10. Eiser heeft verzocht om vergoeding van immateriële schade wegens overschrijding van de redelijke termijn. Bij de beoordeling van de vraag of de redelijke termijn is overschreden moet worden aangesloten bij de uitgangspunten die zijn neergelegd in het arrest van de Hoge Raad van 19 februari 2016, ECLI:NL:HR:2016:252. 11. Als uitgangspunt voor de behandeling van bezwaar en beroep geldt een redelijke termijn van twee jaar. Van bijzondere omstandigheden die een langere termijn dan twee jaar rechtvaardigen, is naar het oordeel van de rechtbank geen sprake.
12. De berechting van deze zaak is aangevangen met de ontvangst van het bezwaarschrift door verweerder op 26 februari 2020 en geëindigd met de uitspraak van de rechtbank op 21 juni 2022. De redelijke termijn is overschreden met afgerond 4 maanden. Daarmee correspondeert een vergoeding van immateriële schade van € 500.
13. De overschrijding is in zijn geheel toe te rekenen aan de bezwaarfase, die is voltooid toen verweerder op 24 december 2020 uitspraak op bezwaar deed. Gelet hierop zal de rechtbank verweerder veroordelen tot het betalen van een schadevergoeding van € 500.

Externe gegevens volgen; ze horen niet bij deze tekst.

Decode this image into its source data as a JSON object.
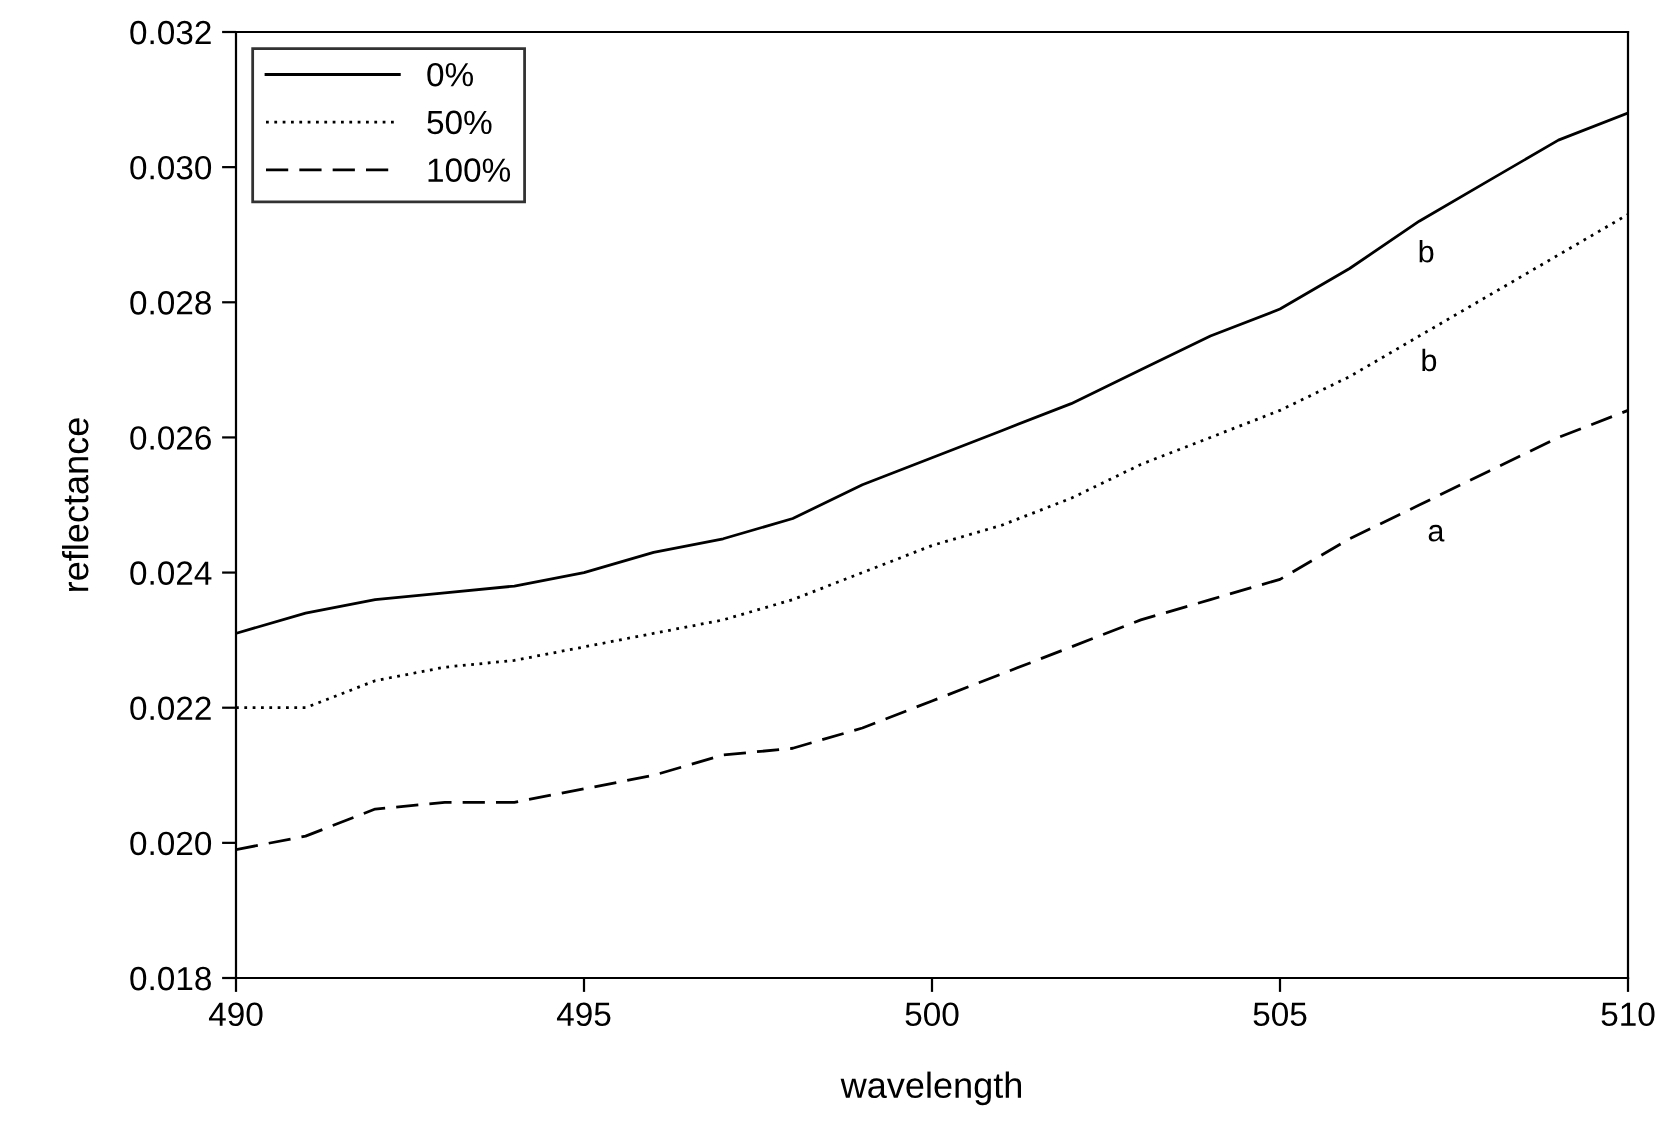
{
  "chart_data": {
    "type": "line",
    "xlabel": "wavelength",
    "ylabel": "reflectance",
    "x": [
      490,
      491,
      492,
      493,
      494,
      495,
      496,
      497,
      498,
      499,
      500,
      501,
      502,
      503,
      504,
      505,
      506,
      507,
      508,
      509,
      510
    ],
    "series": [
      {
        "name": "0%",
        "color": "#000000",
        "line_style": "solid",
        "values": [
          0.0231,
          0.0234,
          0.0236,
          0.0237,
          0.0238,
          0.024,
          0.0243,
          0.0245,
          0.0248,
          0.0253,
          0.0257,
          0.0261,
          0.0265,
          0.027,
          0.0275,
          0.0279,
          0.0285,
          0.0292,
          0.0298,
          0.0304,
          0.0308
        ]
      },
      {
        "name": "50%",
        "color": "#000000",
        "line_style": "dotted",
        "values": [
          0.022,
          0.022,
          0.0224,
          0.0226,
          0.0227,
          0.0229,
          0.0231,
          0.0233,
          0.0236,
          0.024,
          0.0244,
          0.0247,
          0.0251,
          0.0256,
          0.026,
          0.0264,
          0.0269,
          0.0275,
          0.0281,
          0.0287,
          0.0293
        ]
      },
      {
        "name": "100%",
        "color": "#000000",
        "line_style": "dashed",
        "values": [
          0.0199,
          0.0201,
          0.0205,
          0.0206,
          0.0206,
          0.0208,
          0.021,
          0.0213,
          0.0214,
          0.0217,
          0.0221,
          0.0225,
          0.0229,
          0.0233,
          0.0236,
          0.0239,
          0.0245,
          0.025,
          0.0255,
          0.026,
          0.0264
        ]
      }
    ],
    "annotations": [
      "b",
      "b",
      "a"
    ],
    "xlim": [
      490,
      510
    ],
    "xticks": [
      490,
      495,
      500,
      505,
      510
    ],
    "ylim": [
      0.018,
      0.032
    ],
    "yticks": [
      {
        "value": 0.018,
        "label": "0.018"
      },
      {
        "value": 0.02,
        "label": "0.020"
      },
      {
        "value": 0.022,
        "label": "0.022"
      },
      {
        "value": 0.024,
        "label": "0.024"
      },
      {
        "value": 0.026,
        "label": "0.026"
      },
      {
        "value": 0.028,
        "label": "0.028"
      },
      {
        "value": 0.03,
        "label": "0.030"
      },
      {
        "value": 0.032,
        "label": "0.032"
      }
    ],
    "grid": false,
    "legend": "top left",
    "marker": "none"
  }
}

14. De rechtbank veroordeelt verweerder in de door eiser gemaakte proceskosten. Deze kosten stelt de rechtbank op grond van het Besluit proceskosten bestuursrecht voor de door een derde beroepsmatig verleende rechtsbijstand vast op € 2.056 (1 punt voor het indienen van het bezwaarschrift, 1 punt voor het verschijnen ter hoorzitting met een waarde per punt van € 269, 1 punt voor het indienen van het beroepschrift en 1 punt voor het verschijnen ter zitting met een waarde per punt van € 759 en een wegingsfactor 1). En de vergoeding voor de kosten van de taxatie stelt de rechtbank op € 128,26, dus in totaal € 2.184,26.